Wenn man über Kirche in einem Ort spricht, dann hat das oft Auswirkungen, die weit in die Gründungszeit des Dorfes hineinreichen. So ist es auch in Oberweid.
Um 795 wird in einer Schenkungsurkunde an das Stift des Klosters Fulda das Weidtal mit einer Ansiedlung (Bifang—Neurodung) erwähnt. Ob es sich  nun im Standort das heutige Dorf Oberweid handelt, können wir nur vermuten. Falls es dennoch so sein sollte, können wir davon ausgehen, dass damit auch das Kloster Fulda die seelsorgerliche Betreuung der Bevölkerung des geschenkten Gebietes übernahm und somit eine Kirchgemeinde entstand. Um sich nun zu versammeln, brauchte man aber auch einen gottesdienstlichen Raum. Ob in dieser Zeit eine kleine Holzkirche (Pfahlkirche) hier entstand, können wir nur erahnen. Wie auch immer, die Anbindung an das Kloster Fulda schaffte eine engere Beziehung zur Kirche. Das zeigen auch die weiteren Schenkungen Adeliger an das Stift (824, 827, 842 n. Chr.). Über kirchliches Leben und Bräuche haben wir über das ganze Mittelalter hinweg keine Informationen.

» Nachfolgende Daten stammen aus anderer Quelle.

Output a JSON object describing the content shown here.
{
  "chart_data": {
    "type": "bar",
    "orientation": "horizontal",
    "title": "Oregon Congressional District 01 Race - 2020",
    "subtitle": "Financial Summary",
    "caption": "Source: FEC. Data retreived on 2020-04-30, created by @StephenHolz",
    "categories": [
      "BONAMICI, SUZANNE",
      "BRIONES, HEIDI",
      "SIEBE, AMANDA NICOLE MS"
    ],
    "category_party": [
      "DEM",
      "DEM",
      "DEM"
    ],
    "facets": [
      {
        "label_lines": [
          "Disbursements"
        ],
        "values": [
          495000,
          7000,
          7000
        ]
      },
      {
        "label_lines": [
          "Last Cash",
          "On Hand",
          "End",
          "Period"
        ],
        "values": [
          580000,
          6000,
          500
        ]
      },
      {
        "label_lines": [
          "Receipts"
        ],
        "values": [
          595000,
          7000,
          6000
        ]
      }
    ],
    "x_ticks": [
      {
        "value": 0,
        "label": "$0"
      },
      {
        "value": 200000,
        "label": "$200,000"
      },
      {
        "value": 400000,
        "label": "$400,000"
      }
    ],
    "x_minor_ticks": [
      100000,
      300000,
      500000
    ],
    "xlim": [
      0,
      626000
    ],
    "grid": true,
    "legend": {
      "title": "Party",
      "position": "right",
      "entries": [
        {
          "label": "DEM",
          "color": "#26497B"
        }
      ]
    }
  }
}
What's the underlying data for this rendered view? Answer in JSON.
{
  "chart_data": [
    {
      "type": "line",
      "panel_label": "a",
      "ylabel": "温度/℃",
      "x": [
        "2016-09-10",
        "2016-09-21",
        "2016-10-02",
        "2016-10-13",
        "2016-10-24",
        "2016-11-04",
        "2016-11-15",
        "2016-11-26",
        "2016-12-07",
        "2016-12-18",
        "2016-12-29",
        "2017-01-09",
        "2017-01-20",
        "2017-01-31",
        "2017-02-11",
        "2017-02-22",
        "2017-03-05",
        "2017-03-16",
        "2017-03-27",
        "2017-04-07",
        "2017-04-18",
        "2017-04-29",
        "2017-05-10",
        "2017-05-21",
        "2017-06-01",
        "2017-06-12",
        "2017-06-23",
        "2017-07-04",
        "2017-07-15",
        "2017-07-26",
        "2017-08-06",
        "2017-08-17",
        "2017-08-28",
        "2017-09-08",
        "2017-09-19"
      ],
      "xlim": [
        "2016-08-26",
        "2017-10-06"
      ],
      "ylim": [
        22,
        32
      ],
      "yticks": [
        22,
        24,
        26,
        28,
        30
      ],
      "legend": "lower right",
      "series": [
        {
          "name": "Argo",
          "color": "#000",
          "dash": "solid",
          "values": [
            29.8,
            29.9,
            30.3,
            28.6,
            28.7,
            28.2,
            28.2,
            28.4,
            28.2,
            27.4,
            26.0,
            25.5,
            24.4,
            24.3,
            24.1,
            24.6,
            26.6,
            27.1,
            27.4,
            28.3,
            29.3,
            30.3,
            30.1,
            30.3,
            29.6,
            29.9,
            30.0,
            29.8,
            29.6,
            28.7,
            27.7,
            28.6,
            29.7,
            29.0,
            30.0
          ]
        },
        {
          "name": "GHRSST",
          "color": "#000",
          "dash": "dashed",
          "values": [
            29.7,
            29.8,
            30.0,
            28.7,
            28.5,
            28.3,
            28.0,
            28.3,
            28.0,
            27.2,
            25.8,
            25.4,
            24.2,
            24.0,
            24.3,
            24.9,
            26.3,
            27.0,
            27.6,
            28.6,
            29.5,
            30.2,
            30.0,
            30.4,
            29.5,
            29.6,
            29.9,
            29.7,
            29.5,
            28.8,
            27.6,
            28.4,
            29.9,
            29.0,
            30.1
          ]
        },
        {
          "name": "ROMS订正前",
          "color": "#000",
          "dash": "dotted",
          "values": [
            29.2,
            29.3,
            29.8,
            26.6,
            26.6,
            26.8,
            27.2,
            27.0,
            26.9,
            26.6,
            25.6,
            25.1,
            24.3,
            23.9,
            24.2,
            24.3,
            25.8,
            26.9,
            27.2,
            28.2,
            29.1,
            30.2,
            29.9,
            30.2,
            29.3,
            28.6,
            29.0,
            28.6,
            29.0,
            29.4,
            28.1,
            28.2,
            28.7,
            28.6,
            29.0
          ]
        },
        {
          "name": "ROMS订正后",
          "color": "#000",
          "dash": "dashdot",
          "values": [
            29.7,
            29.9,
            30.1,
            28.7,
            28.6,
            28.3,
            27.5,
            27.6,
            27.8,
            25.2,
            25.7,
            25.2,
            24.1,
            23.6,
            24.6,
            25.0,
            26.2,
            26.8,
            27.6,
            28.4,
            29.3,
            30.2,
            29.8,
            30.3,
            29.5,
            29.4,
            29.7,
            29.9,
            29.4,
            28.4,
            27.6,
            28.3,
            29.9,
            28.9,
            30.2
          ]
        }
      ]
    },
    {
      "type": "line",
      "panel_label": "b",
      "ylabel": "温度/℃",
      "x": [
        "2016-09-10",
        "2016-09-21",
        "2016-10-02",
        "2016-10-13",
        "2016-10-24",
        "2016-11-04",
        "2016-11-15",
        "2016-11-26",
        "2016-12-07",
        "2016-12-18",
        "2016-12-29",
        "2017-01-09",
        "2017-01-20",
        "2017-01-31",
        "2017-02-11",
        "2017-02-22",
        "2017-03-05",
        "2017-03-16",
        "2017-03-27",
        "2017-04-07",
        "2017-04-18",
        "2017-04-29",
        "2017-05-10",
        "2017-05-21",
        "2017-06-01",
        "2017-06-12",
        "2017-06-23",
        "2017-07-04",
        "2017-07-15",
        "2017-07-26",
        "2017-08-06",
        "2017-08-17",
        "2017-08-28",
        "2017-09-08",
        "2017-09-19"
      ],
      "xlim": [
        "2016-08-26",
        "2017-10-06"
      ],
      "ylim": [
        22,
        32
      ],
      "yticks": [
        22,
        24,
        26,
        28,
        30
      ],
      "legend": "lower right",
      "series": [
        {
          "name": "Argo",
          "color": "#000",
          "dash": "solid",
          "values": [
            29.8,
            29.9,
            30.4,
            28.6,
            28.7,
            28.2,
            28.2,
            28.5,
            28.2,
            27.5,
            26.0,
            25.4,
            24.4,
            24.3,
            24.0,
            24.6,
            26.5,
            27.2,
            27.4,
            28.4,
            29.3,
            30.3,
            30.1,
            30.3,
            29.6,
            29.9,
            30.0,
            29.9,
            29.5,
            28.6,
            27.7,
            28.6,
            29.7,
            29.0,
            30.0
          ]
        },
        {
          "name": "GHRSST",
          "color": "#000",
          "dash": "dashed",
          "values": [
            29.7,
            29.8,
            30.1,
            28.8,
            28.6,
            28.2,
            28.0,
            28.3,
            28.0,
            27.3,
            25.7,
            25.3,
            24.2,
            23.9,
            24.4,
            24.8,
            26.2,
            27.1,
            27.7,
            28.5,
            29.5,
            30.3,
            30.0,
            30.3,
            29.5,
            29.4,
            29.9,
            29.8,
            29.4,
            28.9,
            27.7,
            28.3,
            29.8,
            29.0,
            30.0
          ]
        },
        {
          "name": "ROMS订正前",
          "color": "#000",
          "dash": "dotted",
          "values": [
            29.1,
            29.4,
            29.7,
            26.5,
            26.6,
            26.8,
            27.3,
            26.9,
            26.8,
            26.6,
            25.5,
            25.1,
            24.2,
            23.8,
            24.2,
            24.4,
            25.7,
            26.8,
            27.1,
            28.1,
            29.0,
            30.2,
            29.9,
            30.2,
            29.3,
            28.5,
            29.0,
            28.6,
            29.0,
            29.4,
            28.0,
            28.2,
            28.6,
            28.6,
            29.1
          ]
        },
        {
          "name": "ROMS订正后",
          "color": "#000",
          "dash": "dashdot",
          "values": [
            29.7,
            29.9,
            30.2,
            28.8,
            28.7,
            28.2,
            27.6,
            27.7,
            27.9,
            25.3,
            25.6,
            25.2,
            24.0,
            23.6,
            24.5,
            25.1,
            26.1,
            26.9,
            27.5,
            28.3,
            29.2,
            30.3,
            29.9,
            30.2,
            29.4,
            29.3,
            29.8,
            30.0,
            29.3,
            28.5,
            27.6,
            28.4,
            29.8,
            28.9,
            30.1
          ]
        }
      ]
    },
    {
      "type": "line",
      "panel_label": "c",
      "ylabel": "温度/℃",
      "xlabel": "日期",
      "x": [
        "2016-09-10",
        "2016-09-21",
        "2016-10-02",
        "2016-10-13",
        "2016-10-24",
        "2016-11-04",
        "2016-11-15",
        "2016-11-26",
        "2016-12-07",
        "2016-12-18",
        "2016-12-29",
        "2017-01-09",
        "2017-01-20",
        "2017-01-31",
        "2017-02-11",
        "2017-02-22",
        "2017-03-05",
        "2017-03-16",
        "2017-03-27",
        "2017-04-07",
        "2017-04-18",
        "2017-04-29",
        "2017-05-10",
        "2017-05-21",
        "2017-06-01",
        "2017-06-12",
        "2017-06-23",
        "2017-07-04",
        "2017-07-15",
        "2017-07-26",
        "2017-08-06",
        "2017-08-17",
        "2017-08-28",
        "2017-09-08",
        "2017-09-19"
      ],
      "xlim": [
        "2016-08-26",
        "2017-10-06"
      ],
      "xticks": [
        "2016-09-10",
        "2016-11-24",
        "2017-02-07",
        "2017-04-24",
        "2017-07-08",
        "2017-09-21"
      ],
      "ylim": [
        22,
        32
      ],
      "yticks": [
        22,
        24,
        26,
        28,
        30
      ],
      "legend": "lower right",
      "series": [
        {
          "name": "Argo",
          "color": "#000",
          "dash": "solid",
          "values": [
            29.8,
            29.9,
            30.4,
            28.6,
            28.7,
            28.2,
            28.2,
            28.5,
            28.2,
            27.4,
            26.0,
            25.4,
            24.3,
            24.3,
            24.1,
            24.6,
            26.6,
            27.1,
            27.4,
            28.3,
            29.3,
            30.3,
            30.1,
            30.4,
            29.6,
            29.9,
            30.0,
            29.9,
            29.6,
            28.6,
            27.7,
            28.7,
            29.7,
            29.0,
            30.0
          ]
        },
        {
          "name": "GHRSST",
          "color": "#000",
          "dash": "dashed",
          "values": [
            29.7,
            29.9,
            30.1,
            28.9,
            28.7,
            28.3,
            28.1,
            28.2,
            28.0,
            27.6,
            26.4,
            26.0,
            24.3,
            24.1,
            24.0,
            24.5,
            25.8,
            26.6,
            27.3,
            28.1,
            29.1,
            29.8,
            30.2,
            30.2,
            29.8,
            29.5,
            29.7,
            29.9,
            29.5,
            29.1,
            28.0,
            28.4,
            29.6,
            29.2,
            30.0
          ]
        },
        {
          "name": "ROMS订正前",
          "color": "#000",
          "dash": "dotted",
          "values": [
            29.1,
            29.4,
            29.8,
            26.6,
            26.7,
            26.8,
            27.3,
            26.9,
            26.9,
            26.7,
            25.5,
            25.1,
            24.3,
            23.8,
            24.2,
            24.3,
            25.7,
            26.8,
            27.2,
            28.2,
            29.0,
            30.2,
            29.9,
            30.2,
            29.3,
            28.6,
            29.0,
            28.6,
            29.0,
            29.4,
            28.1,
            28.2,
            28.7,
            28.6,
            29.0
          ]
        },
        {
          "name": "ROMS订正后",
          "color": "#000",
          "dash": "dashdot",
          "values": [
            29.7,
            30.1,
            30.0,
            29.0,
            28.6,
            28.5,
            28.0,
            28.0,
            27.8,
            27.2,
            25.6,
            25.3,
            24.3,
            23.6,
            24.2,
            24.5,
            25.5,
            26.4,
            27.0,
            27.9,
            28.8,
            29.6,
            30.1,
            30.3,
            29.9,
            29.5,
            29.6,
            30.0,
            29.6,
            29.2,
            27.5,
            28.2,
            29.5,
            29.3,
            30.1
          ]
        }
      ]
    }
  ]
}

Erst im ausgehenden 15. Jahrhundert hinein in die Reformationszeit werden  Konturen kirchlicher Aktivitäten in Oberweid wieder sichtbar. Das zeigt sich vor allem am Kirchenbau von "Sankt Michael" selbst.  An der Außenseite des Kirchturms über dem Christusfenster findet sich die Jahreszahl 1576 —1607 hat eine Vergrößerung der Kirche stattgefunden. In der Kirche finden sich Weihekreuze (15. Jh.), die auf katholische Zeit zurückgehen. Leider wissen wir nicht, aus welchem Grund diese verhältnismäßig großen Kreuze (wahrscheinlich waren es einmal 7 oder 12) in unserer Kirche sind. Der Taufstein zeigt das Jahr 1551 mit dem Wappen der Henneberger Grafen. Es dokumentiert die Einigung über Vogtei- und Pfarrechte zwischen den Herren von der Tann und Henneberg im Jahr 1545. Weiterhin ist auf der Kanzel das Jahr 1601 zu lesen.
Im Jahre 1544 tritt der Graf Georg Ernst von Henneberg zur protestantischen Konfession lutherischer Prägung über. Damit wird auch Oberweid lutherisch. Die Kirchgemeinde ist zu diesem Zeitpunkt eine Filiale des Pfarramts KaItenwestheim.

Als im ausgehenden 16. Jahrhundert die Rekatholisierung durch den Fürstabt Balthasar von Dermbach aus Fulda immer drückender betrieben wird, entschließt man sich im Jahr 1612 in Oberweid ein eigenständiges Pfarramt einzurichten. Der erste Pfarrer hieß Valentin Henno und hatte das Amt bis 1625 inne. Im Jahre 1614 vergrößerte sich das Pfarramt um das Filial Unterweid und 1657 wurden auch noch Frankenheim und Birx hinzugeschlagen.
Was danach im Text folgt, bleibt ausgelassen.